In 2016, Temasek and Google published a much-discussed report predicting that Southeast Asia’s digital economy – including e-commerce, travel and digital media – would be worth $200 billion by 2025. The report also estimated that 52 percent of that market share would be dominated by Indonesia alone – meaning a $100 billion digital market giant was just a few years away. Google has updated its report regularly, finding in 2019 that the region’s internet economy had already reached $100 billion and was now on pace to top $300 billion in 2025. This breakneck pace was still being led by Indonesia, with its digital economy – along with that of Vietnam – growing over 40 percent per year.
This is why billions of dollars in venture capital have been flowing into Indonesia’s tech unicorns like ride-hailing and food delivery app Gojek, e-commerce giant Tokopedia and travel booking site Traveloka. Data from Bank Indonesia tells another part of the story, which is that digital transactions have accelerated at a staggering pace. In the month of December 2016, the central bank logged 79.2 million digital transactions worth 749.8 billion rupiah ($50.8 million). By December 2019, monthly transactions clocked in at 515.2 million worth 17 trillion rupiah ($1.2 billion).
The reasons behind this rapid growth are no secret. Indonesia has the largest population in Southeast Asia and per capita income growth, prior to COVID-19, had been growing along with cell phone and internet penetration. This allowed consumers to bridge many of Indonesia’s notorious market inefficiencies. It is much easier to simply order up a motorbike taxi from your phone at an algorithmically determined price, for instance, than to find and then haggle with an ojek driver in the broiling Jakarta heat. By reducing these inefficiencies and making it easier for people to buy and sell things, the application of digital technology to Indonesia’s favorable demographics has been driving rapid growth in the sector.
There is a limit to this type of growth, however.
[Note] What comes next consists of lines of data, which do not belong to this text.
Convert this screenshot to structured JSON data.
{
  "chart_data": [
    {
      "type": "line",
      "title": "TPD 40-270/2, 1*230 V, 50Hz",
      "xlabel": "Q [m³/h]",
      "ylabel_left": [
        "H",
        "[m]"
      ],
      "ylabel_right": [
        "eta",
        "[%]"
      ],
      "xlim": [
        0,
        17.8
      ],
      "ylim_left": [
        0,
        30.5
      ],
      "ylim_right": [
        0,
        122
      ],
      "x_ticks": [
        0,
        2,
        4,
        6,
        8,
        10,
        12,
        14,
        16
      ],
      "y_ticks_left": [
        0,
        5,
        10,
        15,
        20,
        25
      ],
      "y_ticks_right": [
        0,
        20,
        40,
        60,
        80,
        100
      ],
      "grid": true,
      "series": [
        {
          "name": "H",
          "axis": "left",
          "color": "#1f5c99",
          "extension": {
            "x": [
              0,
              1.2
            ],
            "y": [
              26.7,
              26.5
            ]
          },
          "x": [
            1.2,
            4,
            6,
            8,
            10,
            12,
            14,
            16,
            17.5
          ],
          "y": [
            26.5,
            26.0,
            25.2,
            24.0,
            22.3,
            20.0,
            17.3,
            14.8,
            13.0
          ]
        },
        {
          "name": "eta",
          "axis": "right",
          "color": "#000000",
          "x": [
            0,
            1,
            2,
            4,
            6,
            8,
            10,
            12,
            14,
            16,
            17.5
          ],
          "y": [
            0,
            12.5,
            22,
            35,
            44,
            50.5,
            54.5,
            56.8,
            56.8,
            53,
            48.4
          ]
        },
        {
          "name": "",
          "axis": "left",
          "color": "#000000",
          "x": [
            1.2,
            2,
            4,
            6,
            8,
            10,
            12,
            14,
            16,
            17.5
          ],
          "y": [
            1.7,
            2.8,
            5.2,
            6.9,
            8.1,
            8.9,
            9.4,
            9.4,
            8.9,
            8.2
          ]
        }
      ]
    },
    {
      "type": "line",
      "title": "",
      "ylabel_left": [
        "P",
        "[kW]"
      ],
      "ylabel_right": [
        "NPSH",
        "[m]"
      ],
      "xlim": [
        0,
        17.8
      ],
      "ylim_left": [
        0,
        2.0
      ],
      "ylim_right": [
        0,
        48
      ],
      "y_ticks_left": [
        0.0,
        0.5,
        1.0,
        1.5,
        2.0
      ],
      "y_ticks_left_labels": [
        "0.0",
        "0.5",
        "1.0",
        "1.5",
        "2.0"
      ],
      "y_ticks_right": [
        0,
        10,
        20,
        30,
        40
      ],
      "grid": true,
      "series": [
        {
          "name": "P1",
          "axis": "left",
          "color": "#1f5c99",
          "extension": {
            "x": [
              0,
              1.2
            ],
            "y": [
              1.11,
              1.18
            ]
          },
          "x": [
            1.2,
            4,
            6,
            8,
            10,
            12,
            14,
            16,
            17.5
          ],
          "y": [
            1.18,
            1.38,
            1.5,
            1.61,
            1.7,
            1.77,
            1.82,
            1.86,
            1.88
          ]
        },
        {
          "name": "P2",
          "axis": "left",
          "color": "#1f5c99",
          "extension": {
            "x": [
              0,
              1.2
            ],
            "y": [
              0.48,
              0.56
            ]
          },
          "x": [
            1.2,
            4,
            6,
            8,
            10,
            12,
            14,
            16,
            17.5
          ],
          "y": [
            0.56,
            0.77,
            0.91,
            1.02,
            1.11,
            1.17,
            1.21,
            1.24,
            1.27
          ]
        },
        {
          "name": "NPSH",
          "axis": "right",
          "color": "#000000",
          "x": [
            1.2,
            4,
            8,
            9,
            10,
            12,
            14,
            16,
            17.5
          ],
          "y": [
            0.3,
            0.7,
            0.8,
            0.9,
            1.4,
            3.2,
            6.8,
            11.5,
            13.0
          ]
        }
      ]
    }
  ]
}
Eventually the inertia of population growth, consumer spending and more efficient transactions will run up against familiar obstacles such as poor infrastructure and logistics, as well as a regulatory environment prone to sudden changes. President Joko “Jokowi” Widodo’s first term in office focused on the first obstacle by investing in infrastructure and expanding Indonesia’s system of toll roads and airports. 2019 also saw the completion of the Palapa Ring project designed to improve internet connectivity throughout the archipelago. There is considerable room for improvement here, but transaction costs related to transportation and logistics have at least been plausibly reduced in recent years.
The regulatory environment is a different story, as Gojek’s experience makes clear. In late 2015, the Ministry of Transportation suddenly banned ride-hailing apps, citing a 2009 law. Jokowi, who recognized early on the potential of these apps to induce capital inflows and economic growth, slammed the Minister of Transportation for the move, which was then quickly reversed. Gojek’s founder was eventually appointed Minister of Education in Jokowi’s new cabinet, but it is still common to see the app banned from malls, airports and bus stations by officials protecting local taxi cartels.
A similar story played out in the realm of digital media. When Netflix tried to enter the market in 2016, it was blocked by the state-owned telecommunications giant Telkom Group. For years, regulatory uncertainty loomed over the streaming service as it tried to work out issues related to taxation and locally produced content. In June of 2020, Telkom Group finally lifted the ban, yet a legislator from the Gerindra party immediately slammed the decision, maintaining that the legal issues had not been resolved. This kind regulatory and legal whiplash is likely to eventually blunt the growth of Indonesia’s digital economy.
There are also unresolved questions related to the digital infrastructure of this rapidly growing market. Most pressing is in the realm of online payment systems, which remain highly fragmented. Bank Indonesia controls the issuance of e-payment licenses, and so far has only issued a few dozen. This means securing one can be the difference between life and death in the highly competitive e-commerce sector. The way the licensing system is set up now encourages a fractured digital payment environment that may prove problematic as it scales up. Bank Indonesia will need to decide whether it wants to emphasize competition and fragmentation over a more interchangeable system in which success is not exclusively tied to securing an e-payment license.
These basic questions of regulatory architecture and licensing will be the key to what Indonesia’s booming digital economy ultimately looks like. At the moment, growth is being fueled by a combination of efficiency-enhancing technology and demographic trends; but if the regulatory and licensing side of the equation doesn’t provide more clarity and consistency in the near future, the limits of that growth may soon be tested.